Jeudi, Fernando Haddad s'était déjà engagé à ajuster "le plus possible" son "programme de gouvernement" pour répondre aux préoccupations des catholiques, au cours d'une rencontre avec le secrétaire général de la Confédération nationale des évêques du Brésil (CNBB), Leonardo Steiner.

Une façon de montrer qu'il peut être à l'écoute d'un électorat plus conservateur, face à un adversaire qui l'accuse régulièrement de vouloir transformer le Brésil en Venezuela.

C'est le ton que Jair Bolsonaro voulait donner dans le premier espace de campagne officielle qui lui était consacré vendredi matin à la radio. "Le rouge n'a jamais été le couleur de l'espoir.
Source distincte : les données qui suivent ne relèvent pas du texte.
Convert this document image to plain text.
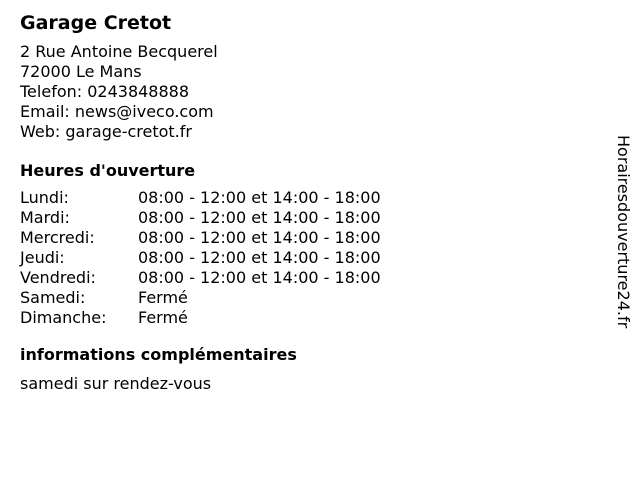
Garage Cretot
2 Rue Antoine Becquerel
72000 Le Mans
Telefon: 0243848888
Email: news@iveco.com
Web: garage-cretot.fr
Heures d'ouverture
Lundi:	08:00 - 12:00 et 14:00 - 18:00
Mardi:	08:00 - 12:00 et 14:00 - 18:00
Mercredi:	08:00 - 12:00 et 14:00 - 18:00
Jeudi:	08:00 - 12:00 et 14:00 - 18:00
Vendredi:	08:00 - 12:00 et 14:00 - 18:00
Samedi:	Fermé
Dimanche:	Fermé
informations complémentaires
samedi sur rendez-vous
Horairesdouverture24.fr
C'est un signal d'alarme qui montre ce dont nous ne voulons pas pour notre pays", affirme-t-il.

Dans l'extrait sonore de Fernando Haddad, Lula n'est pas mentionné une seule fois, alors qu'il était cité de façon récurente pendant le premier tour.

- Privés de débat -

Mais les deux candidats doivent atteindre une audience bien plus importante avec leur premiers spots officiels pour la télévision, diffusés à la mi-journée.
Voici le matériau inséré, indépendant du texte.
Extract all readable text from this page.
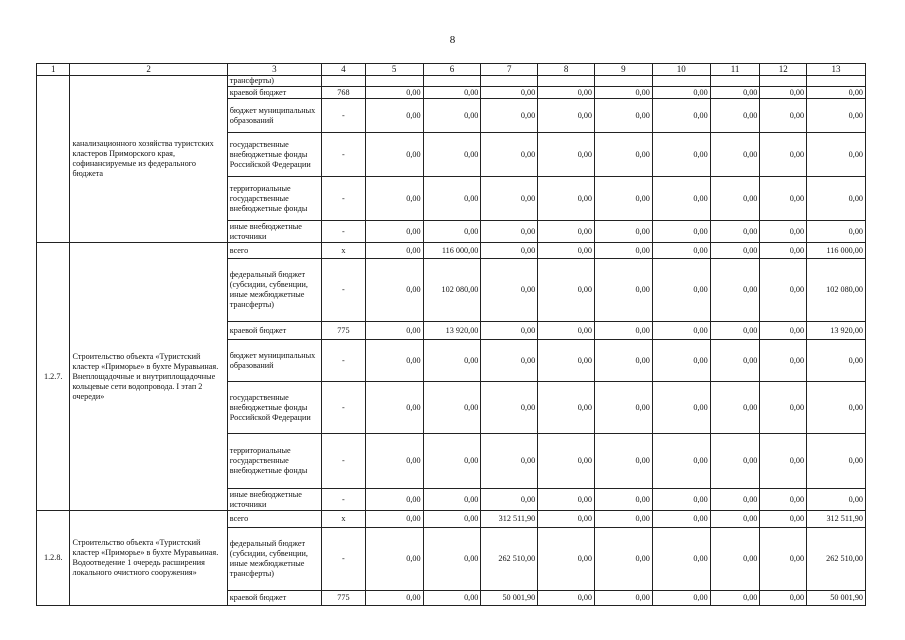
8
1	2	3	4	5	6	7	8	9	10	11	12	13
	канализационного хозяйства туристских кластеров Приморского края, софинансируемые из федерального бюджета	трансферты)										
		краевой бюджет	768	0,00	0,00	0,00	0,00	0,00	0,00	0,00	0,00	0,00
		бюджет муниципальных образований	-	0,00	0,00	0,00	0,00	0,00	0,00	0,00	0,00	0,00
		государственные внебюджетные фонды Российской Федерации	-	0,00	0,00	0,00	0,00	0,00	0,00	0,00	0,00	0,00
		территориальные государственные внебюджетные фонды	-	0,00	0,00	0,00	0,00	0,00	0,00	0,00	0,00	0,00
		иные внебюджетные источники	-	0,00	0,00	0,00	0,00	0,00	0,00	0,00	0,00	0,00
1.2.7.	Строительство объекта «Туристский кластер «Приморье» в бухте Муравьиная. Внеплощадочные и внутриплощадочные кольцевые сети водопровода. I этап 2 очереди»	всего	x	0,00	116 000,00	0,00	0,00	0,00	0,00	0,00	0,00	116 000,00
		федеральный бюджет (субсидии, субвенции, иные межбюджетные трансферты)	-	0,00	102 080,00	0,00	0,00	0,00	0,00	0,00	0,00	102 080,00
		краевой бюджет	775	0,00	13 920,00	0,00	0,00	0,00	0,00	0,00	0,00	13 920,00
		бюджет муниципальных образований	-	0,00	0,00	0,00	0,00	0,00	0,00	0,00	0,00	0,00
		государственные внебюджетные фонды Российской Федерации	-	0,00	0,00	0,00	0,00	0,00	0,00	0,00	0,00	0,00
		территориальные государственные внебюджетные фонды	-	0,00	0,00	0,00	0,00	0,00	0,00	0,00	0,00	0,00
		иные внебюджетные источники	-	0,00	0,00	0,00	0,00	0,00	0,00	0,00	0,00	0,00
1.2.8.	Строительство объекта «Туристский кластер «Приморье» в бухте Муравьиная. Водоотведение 1 очередь расширения локального очистного сооружения»	всего	x	0,00	0,00	312 511,90	0,00	0,00	0,00	0,00	0,00	312 511,90
		федеральный бюджет (субсидии, субвенции, иные межбюджетные трансферты)	-	0,00	0,00	262 510,00	0,00	0,00	0,00	0,00	0,00	262 510,00
		краевой бюджет	775	0,00	0,00	50 001,90	0,00	0,00	0,00	0,00	0,00	50 001,90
Brésil: "Je ne suis pas d'extrême droite", clame Bolsonaro / © AFP / Florence Goisnard
"La campagne télévisée sera plus importante qu'au premier tour, parce qu'elle devrait enfin leur permettre de parler de leur programme", a affirmé Otavio Guedes, un chroniqueur politique de la chaîne de télévision Globonews, déplorant le fait que la campagne ne soit axée jusque-là que sur des attaques personnelles.

La grande nouveauté pour cet entre-deux tours est que les deux candidats disposent du même temps de parole : cinq minutes chacun. Au cours de la campagne qui a précédé le premier tour, ce temps d'antenne était attribué selon le poids des partis au parlement. Si M. Haddad bénéficiait de plus de deux minutes, son adversaire n'avait que huit petites secondes.

Cela ne l'a pas empêché de toucher de nombreux électeur en étant omniprésent sur les réseaux sociaux. Il compte plus de sept millions d'abonnés sur Facebook.

Une façon plus pratique pour lui de s'adresser directement aux électeurs, notamment après l'attentat à l'arme blanche qui a failli lui coûter la vie le 6 septembre et l'a cloué sur un lit d'hôpital jusqu'à la fin du mois dernier.

Son état de santé l'a aussi privé de débats télévisés, même si ces adversaires l'accusent d'utiliser ce prétexte pour éviter la confrontation directe. Le premier débat de l'entre-deux tours, prévu jeudi, a été annulé.

M. Bolsonaro a admis qu'il était possible qu'il ne se rende pas aux débats pour des raisons "stratégiques".